Thank you. It was really promising and solved this issue.
I was wondering if there is a way to define the parameter \beta in terms of an exponential integral function. To be more specific I am trying to include Ei (\beta) in the strain energy function.

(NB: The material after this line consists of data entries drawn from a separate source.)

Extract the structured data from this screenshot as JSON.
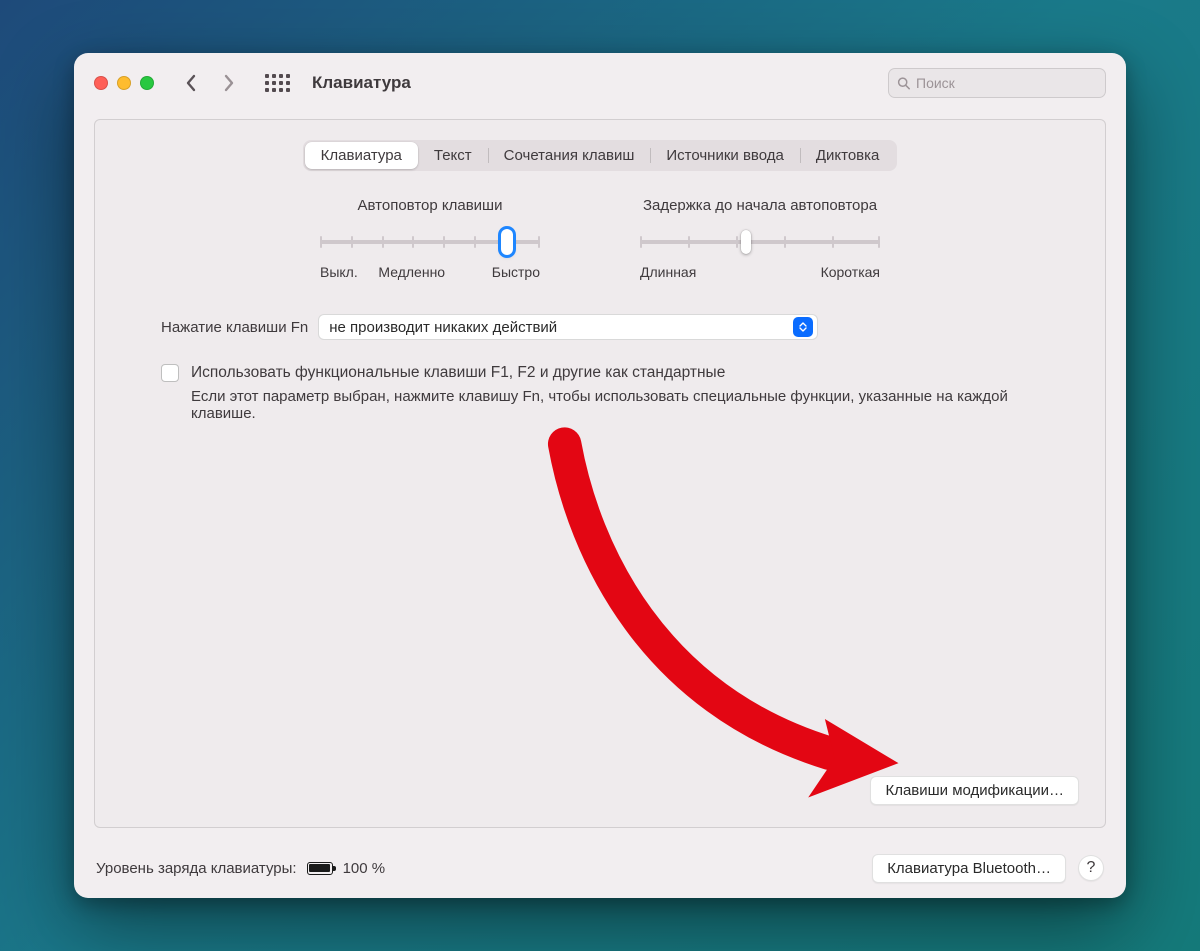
{
  "window": {
    "title": "Клавиатура"
  },
  "search": {
    "placeholder": "Поиск"
  },
  "tabs": [
    "Клавиатура",
    "Текст",
    "Сочетания клавиш",
    "Источники ввода",
    "Диктовка"
  ],
  "slider_repeat": {
    "title": "Автоповтор клавиши",
    "left": "Выкл.",
    "mid": "Медленно",
    "right": "Быстро"
  },
  "slider_delay": {
    "title": "Задержка до начала автоповтора",
    "left": "Длинная",
    "right": "Короткая"
  },
  "fn": {
    "label": "Нажатие клавиши Fn",
    "selected": "не производит никаких действий"
  },
  "std_keys": {
    "label": "Использовать функциональные клавиши F1, F2 и другие как стандартные",
    "desc": "Если этот параметр выбран, нажмите клавишу Fn, чтобы использовать специальные функции, указанные на каждой клавише."
  },
  "modifier_button": "Клавиши модификации…",
  "footer": {
    "battery_label": "Уровень заряда клавиатуры:",
    "battery_pct": "100 %",
    "bluetooth_button": "Клавиатура Bluetooth…",
    "help": "?"
  }
}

The exponential integral function is available in scipy by calling: from scipy.special import expi
Here is an example:

from dolfin import *
from scipy.integrate import fixed_quad
from scipy.integrate import quad
import numpy as np
from scipy.special import expi

n = 1
mesh = BoxMesh(Point(0, 0, 0), Point(1, 1, 1), n, n, n)

#define boundaries
class left(SubDomain):
    def inside(self, x, on_boundary):
        return on_boundary and near(x[0], 0.0)

class right(SubDomain):
    def inside(self, x, on_boundary):
        tol = 1E-14
        return (on_boundary and (abs(x[0] - 1.0) < tol))

Left = left()
Right = right()

boundaries = MeshFunction('size_t', mesh, mesh.topology().dim()-1)
boundaries.set_all(0)

#Marking boundaries
Left.mark(boundaries, 1)
Right.mark(boundaries, 2)

domains = MeshFunction('size_t', mesh, mesh.topology().dim())
ds = Measure("ds", subdomain_data=boundaries)
dx = Measure('dx',subdomain_data=domains)

n = FacetNormal(mesh)
V = VectorFunctionSpace(mesh, 'CG', degree=1)

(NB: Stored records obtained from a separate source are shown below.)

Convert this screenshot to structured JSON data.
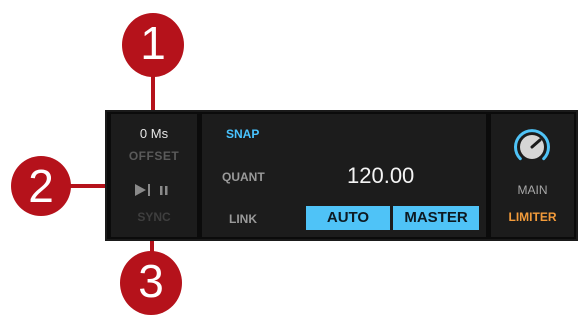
{
  "deck_controls": {
    "offset_value": "0 Ms",
    "offset_label": "OFFSET",
    "sync_label": "SYNC"
  },
  "tempo": {
    "snap_label": "SNAP",
    "quant_label": "QUANT",
    "bpm_value": "120.00",
    "link_label": "LINK",
    "auto_label": "AUTO",
    "master_label": "MASTER"
  },
  "output": {
    "main_label": "MAIN",
    "limiter_label": "LIMITER"
  },
  "callouts": [
    "1",
    "2",
    "3"
  ],
  "icons": {
    "transport": "play-pause-icon",
    "main_knob": "volume-knob-icon"
  },
  "colors": {
    "accent_blue": "#49c4ff",
    "button_blue": "#4fc3f7",
    "limiter_orange": "#f39b3a",
    "callout_red": "#b5121b",
    "panel_bg": "#1c1c1c"
  }
}
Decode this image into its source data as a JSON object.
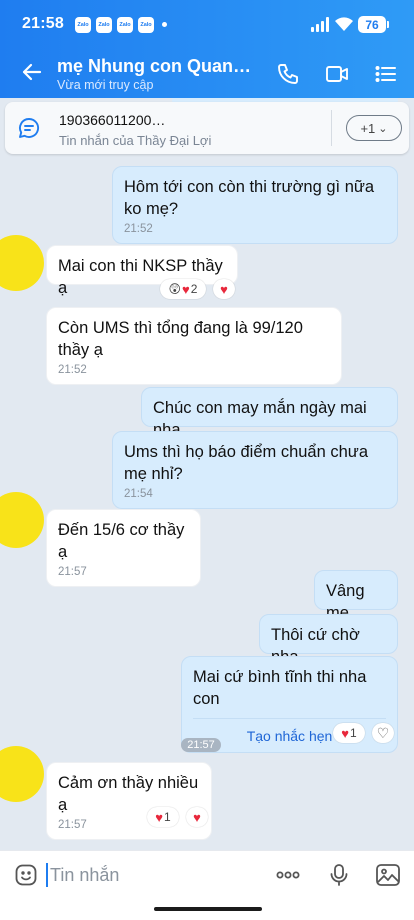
{
  "status_bar": {
    "time": "21:58",
    "app_icon_label": "Zalo",
    "battery": "76"
  },
  "header": {
    "title": "mẹ Nhung con Quang Hu…",
    "subtitle": "Vừa mới truy cập"
  },
  "pinned": {
    "title": "190366011200…",
    "subtitle": "Tin nhắn của Thầy Đại Lợi",
    "more_count": "+1"
  },
  "messages": [
    {
      "text": "Hôm tới con còn thi trường gì nữa ko mẹ?",
      "time": "21:52"
    },
    {
      "text": "Mai con thi NKSP thầy ạ",
      "reaction_count": "2"
    },
    {
      "text": "Còn UMS thì tổng đang là 99/120 thầy ạ",
      "time": "21:52"
    },
    {
      "text": "Chúc con may mắn ngày mai nha"
    },
    {
      "text": "Ums thì họ báo điểm chuẩn chưa mẹ nhỉ?",
      "time": "21:54"
    },
    {
      "text": "Đến 15/6 cơ thầy ạ",
      "time": "21:57"
    },
    {
      "text": "Vâng mẹ"
    },
    {
      "text": "Thôi cứ chờ nha."
    },
    {
      "text": "Mai cứ bình tĩnh thi nha con",
      "action": "Tạo nhắc hẹn",
      "reaction_count": "1"
    },
    {
      "text": "Cảm ơn thầy nhiều ạ",
      "time": "21:57",
      "reaction_count": "1"
    }
  ],
  "time_divider": "21:57",
  "input": {
    "placeholder": "Tin nhắn"
  },
  "icons": [
    "back-arrow-icon",
    "phone-icon",
    "video-call-icon",
    "menu-list-icon",
    "message-icon",
    "emoji-icon",
    "more-icon",
    "microphone-icon",
    "image-icon",
    "heart-icon",
    "surprised-face-icon"
  ],
  "colors": {
    "header": "#1f7df0",
    "background": "#e2e9f1",
    "sent_bubble": "#d7ecfd",
    "received_bubble": "#ffffff",
    "avatar": "#f8e319",
    "heart": "#e8283c"
  }
}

bc = DirichletBC(V, Constant((0., 0.,0.)),boundaries, 1)

du  = TrialFunction(V)           # Trial function
v  = TestFunction(V)             # Test function
u  = Function(V)                 # Displacement field

d = u.geometric_dimension()
I = Identity(d)             # Identity tensor
F = I + grad(u)             # Deformation gradient
C = F.T*F                   # Right Cauchy-Green tensor
b = F * F.T                 # Left Cauchy-Green tensor
# Invariants of deformation tensors
Ic = tr(C)
J  = det(F)

E, nu = 1E6, 0.46
mu = 0.4e6
lmbda= Constant(E*nu/((1 + nu)*(1 - 2*nu)))

force  = Constant((1.0,  0.0, 0.0))
alpha = 1.26

def func(Theta):
    BETA = expi(np.cos(Theta)*C[0,0])  # I have simplified BETA just as an example
    return ((1. / (np.pi * alpha)) * np.exp(np.cos(2. * (Theta))))*BETA

quad_deg = 2

int_func = fixed_quad(func,- np.pi/2., np.pi/2.,n=quad_deg)[0]

It returns: ufunc 'expi' not supported for the input types
It is because of the term C[0,0] in the definition of \beta which is an exponential integral function.
Do you know how this issue might be resolved?
Once thanks again for your help.

Some of the approximations of the exponential integral listed on the Wikipedia page could be coded directly in UFL, although I don’t know the details of their accuracy or range of validity.